Deux façons de jouer une partie d'accompagnement de Mozart. Laquelle préférez-vous ?

Il était aussi fort curieux de travailler Pulcinella dans une version « baroquisante ». « Regardez précisément la partition de Pulcinella, la direction de ses articulations, et vous vous rendrez compte que Stravinsky avait compris beaucoup de choses quant à la façon dont on aborde, encore aujourd'hui, la musique baroque », nous explique notre chef au cours de notre première séance de travail. C'est effectivement saisissant : sous les valeurs longues, des decrescendos nous invitent à « laisser tomber » la note tandis que, dans le même objectif, ma partie d'accompagnement de la célèbre sérénade est composée d'un enchaînement de croches et de silences plutôt que de valeurs longues. Finalement, Stravinsky recrée, peut-être sans le savoir, les dynamiques d'interprétation qu'induit l'usage de l'archet baroque.

La configuration « sans chef » est également une nouveauté pour beaucoup d'entre nous. La leçon est édifiante : là où un chef a souvent besoin de temps pour construire son autorité auprès des musiciens, notre violoniste-conducteur, lui, sait immédiatement se lancer dans les considérations instrumentales les plus épineuses, sans pincettes mais avec diplomatie tout de même : son statut d'instrumentiste au milieu des autres lui confère l'attention de tous. Sa confiance est telle qu'il met à la disposition des étudiants sa collection personnelle d'archets baroques et classiques le temps des répétitions. « Ils ne sont pas tous excellents, vous me pardonnerez » plaisante-t-il. Dans quel autre secteur de l'éducation verrait-on de telles marques de confiance et d'estime mutuelle ?

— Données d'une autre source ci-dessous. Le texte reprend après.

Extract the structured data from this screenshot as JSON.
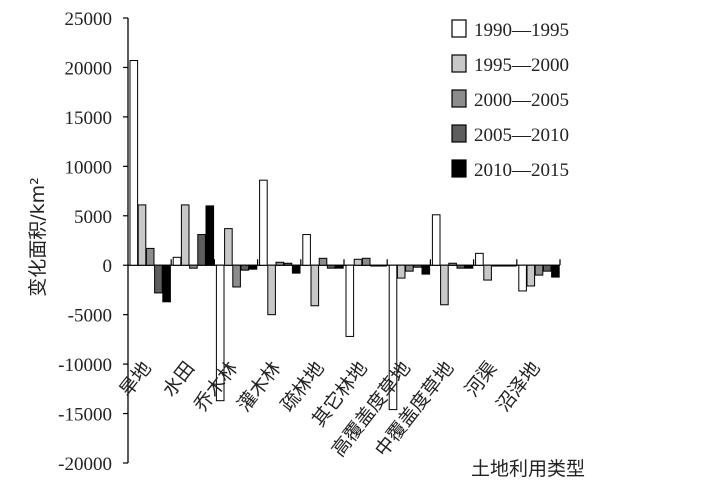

La série terminée (par une série d'enregistrements covid-compatibles), on a conscience, dans tous les pupitres, d'avoir vécu un moment rare. Dans le contexte actuel, maintenir une session de travail collectif relève de l'exploit. Et pourtant, n'ai-je pas plus appris lors de cette semaine d'orchestre qu'au cours des six mois qui l'ont précédée ? La pratique collective enseigne les réflexes, l'écoute, la diplomatie, le vivre-ensemble. Dans le vaste éventail des activités qui partitionnent la vie d'un musicien, rien n'a plus de valeur que de jouer à plusieurs. Toutes les autres activités sont en comparaison, pour reprendre une tristement célèbre locution, non-essentielles.